Gordon Van Gelder asked me for some comments on "The Comfort of Strangers", the story I have in the latest issue of The Magazine of Fantasy & Science Fiction. When he got it (complete with diagram), it disturbed him in some obscure way, and he didn't print it, save for an out-of-context mention of a Penrose Triangle.

So, just in case you wanted to figure out what I meant, here is a somewhat extended version of what I sent Gordon.

While "The Comfort of Strangers" seems pretty light and funny, it is also an actual hard SF story that struggles directly with the real fact that the more realistic the far-future hard Sfness of a story, the less likely it is to be emotionally engaging to a reader in the early twenty-first century. This is particularly true since this story involves the reactions of alien species evolved under conditions quite different than the ones that guided our own evolution.

But stores should  have some emotional resonance. Otherwise, they are really essays, not stories--and, yes, many science fiction stories are essays with characters, kind of like the dialogues of Plato or Bishop Berkeley's Three Dialogues Between Hylas and Philonous or Ayn Rand's Atlas Shrugged.

So, like any writer in our genre, I bootlegged current-day emotional content back in, and translated the incomprehensible emotional connections of that future into terms we can relate to, even though the translated would make no sense to the actual beings in the story. An far-future alien sense of loss has to be comprehensible for the reader as a human sense of loss.

But it's actually worse than that.  Given the type of people attracted to written science fiction, the genre has evolved stories that are the equivalent of those ivory figurines Chinese ladies of earlier Chinese dynasties supposedly used to indicate to doctors where it hurt, since the doctor was not allowed to investigate the woman's actual body, or like a child might tell you his stuffed animal is worried about the arrival of the new baby. These stories show readers "where it hurts", while using characters and situations that are more focused and safer than real ones, and thus more interesting.

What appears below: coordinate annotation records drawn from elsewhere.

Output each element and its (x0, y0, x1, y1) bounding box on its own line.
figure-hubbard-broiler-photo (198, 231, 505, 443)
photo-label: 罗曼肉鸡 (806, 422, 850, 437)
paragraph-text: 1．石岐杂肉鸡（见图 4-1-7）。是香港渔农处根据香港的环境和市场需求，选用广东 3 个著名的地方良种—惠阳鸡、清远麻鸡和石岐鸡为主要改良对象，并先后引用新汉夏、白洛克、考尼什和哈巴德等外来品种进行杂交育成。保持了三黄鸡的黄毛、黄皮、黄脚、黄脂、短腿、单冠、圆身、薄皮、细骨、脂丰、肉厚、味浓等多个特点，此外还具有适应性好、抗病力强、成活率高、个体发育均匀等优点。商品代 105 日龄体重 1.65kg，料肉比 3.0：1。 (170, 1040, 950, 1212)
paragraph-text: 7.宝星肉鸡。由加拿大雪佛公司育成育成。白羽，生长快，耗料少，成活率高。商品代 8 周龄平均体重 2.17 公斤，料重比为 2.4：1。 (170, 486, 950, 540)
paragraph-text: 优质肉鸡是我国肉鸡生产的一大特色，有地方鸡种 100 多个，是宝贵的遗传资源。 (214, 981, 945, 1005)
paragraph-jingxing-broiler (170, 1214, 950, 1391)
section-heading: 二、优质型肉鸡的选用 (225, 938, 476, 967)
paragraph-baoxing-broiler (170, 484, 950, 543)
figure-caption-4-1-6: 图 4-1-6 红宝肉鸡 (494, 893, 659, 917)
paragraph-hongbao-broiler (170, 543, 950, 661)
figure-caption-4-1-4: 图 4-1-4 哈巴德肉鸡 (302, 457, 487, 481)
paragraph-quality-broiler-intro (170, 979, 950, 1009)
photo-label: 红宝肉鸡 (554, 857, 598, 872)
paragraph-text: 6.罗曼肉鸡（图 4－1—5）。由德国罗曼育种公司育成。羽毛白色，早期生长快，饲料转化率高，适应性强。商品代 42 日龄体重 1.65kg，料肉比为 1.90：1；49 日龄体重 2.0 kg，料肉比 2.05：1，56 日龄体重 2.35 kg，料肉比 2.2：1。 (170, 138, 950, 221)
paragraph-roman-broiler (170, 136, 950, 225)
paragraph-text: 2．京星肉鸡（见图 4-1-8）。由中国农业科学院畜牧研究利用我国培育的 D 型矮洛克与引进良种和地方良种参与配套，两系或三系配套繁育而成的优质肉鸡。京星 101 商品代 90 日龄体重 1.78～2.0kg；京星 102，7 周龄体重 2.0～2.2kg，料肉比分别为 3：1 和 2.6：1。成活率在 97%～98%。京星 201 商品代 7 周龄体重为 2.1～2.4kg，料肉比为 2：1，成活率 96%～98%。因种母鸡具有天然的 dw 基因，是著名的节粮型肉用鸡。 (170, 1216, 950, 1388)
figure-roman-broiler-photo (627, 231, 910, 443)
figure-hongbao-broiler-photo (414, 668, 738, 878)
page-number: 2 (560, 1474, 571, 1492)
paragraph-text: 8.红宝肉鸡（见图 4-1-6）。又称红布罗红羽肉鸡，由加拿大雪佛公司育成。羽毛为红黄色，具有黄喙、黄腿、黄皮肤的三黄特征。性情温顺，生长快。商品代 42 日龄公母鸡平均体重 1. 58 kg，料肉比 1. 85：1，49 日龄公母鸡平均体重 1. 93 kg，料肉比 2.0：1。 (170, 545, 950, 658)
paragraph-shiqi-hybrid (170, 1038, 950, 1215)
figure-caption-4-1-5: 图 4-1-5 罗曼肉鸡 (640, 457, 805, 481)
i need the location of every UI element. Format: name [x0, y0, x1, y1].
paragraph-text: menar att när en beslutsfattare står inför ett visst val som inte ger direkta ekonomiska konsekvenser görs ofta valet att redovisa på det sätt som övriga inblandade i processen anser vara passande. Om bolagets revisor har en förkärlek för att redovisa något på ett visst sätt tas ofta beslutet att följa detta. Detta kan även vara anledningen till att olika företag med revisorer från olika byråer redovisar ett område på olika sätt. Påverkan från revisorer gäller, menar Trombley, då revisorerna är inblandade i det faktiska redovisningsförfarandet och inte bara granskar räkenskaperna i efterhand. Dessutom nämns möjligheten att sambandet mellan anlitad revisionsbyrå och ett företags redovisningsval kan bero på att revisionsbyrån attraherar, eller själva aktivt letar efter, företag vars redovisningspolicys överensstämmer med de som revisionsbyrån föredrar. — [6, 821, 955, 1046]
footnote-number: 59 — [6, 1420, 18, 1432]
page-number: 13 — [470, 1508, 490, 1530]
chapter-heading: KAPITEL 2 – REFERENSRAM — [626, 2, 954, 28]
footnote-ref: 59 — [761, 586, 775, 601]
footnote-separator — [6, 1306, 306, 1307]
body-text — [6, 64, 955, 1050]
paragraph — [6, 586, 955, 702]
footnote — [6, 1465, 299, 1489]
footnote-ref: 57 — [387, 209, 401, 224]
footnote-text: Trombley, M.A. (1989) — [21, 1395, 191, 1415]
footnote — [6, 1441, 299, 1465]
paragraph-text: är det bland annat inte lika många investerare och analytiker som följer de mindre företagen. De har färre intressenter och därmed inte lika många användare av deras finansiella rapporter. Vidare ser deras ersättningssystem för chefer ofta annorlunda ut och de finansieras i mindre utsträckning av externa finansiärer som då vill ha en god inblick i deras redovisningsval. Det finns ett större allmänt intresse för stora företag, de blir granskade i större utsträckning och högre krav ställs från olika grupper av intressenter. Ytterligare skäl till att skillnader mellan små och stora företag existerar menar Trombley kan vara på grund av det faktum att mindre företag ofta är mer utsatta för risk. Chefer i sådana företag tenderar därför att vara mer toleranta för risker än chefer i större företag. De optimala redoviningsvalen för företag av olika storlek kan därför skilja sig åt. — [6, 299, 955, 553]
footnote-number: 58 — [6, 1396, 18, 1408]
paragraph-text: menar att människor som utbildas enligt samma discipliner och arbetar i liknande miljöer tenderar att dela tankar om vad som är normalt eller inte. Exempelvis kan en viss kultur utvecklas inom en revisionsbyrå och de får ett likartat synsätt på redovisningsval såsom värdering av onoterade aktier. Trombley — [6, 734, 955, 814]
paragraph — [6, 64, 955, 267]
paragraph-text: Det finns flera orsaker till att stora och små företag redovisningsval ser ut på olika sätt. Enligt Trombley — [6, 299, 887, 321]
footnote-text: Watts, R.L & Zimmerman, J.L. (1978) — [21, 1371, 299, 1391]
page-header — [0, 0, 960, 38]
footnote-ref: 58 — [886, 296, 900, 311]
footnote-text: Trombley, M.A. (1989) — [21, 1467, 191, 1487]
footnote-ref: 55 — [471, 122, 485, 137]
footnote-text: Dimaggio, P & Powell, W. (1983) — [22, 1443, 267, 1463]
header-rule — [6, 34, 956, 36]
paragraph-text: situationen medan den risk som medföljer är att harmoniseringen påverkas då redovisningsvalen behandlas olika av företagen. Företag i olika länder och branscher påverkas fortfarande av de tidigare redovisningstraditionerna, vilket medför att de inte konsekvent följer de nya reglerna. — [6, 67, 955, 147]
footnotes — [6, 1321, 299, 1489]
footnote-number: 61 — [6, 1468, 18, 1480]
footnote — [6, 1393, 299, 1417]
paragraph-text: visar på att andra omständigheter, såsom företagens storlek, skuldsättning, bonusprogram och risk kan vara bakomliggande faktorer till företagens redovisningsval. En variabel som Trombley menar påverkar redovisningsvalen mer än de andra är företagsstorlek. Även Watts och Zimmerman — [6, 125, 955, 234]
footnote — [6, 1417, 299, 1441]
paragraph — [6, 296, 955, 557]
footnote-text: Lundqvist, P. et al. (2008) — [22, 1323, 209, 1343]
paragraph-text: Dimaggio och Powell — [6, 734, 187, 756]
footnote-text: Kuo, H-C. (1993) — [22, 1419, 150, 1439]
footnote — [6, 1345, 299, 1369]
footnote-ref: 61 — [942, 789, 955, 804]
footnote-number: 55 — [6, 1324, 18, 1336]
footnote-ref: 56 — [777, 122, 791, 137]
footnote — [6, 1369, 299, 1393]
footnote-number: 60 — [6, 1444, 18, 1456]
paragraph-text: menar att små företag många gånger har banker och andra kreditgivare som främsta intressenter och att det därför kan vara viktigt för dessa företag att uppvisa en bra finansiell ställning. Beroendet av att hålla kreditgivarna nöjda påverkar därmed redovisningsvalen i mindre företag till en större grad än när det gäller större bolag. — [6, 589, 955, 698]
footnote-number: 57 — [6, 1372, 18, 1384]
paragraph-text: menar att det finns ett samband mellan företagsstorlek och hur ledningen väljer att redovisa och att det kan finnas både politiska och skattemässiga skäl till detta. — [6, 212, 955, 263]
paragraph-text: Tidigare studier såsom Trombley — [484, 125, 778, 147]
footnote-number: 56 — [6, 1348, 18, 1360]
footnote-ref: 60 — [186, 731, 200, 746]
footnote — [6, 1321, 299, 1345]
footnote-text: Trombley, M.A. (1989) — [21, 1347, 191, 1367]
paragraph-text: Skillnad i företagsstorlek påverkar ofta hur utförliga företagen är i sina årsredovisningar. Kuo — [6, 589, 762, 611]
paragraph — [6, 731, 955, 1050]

So the story is also about the biological constraints on emotional choices, told with fun alien hand puppets. I had started out writing a kind of rebuttal to stories like Kij Johnson's "Spar", which is about the emotions of sex, not the needs of reproduction. I wanted to show how you can't escape from the constraints of biology, and ended up writing something about frustrated reproduction that looks very much like a story about frustrated emotional relationships.

This is true despite the fact that the alien reproductive requirements are as realistic as I can make them--though they are mostly based on actual insects and other creatures in our own real world. I tried to play as fair within the constraints as I could--SF with the net up, as people say.

I'm not sure all of those things can be done at the same time, or at least, comprehended at the same time. It’s a little like a Penrose triangle, where every vertex makes sense, but the shape as a whole cannot literally exist.

 Diagram of "The Comfort of Strangers"

Pretty fancy underlying intellectual content for a story about sex with aliens!  That’s why I am the major literary figure that I am.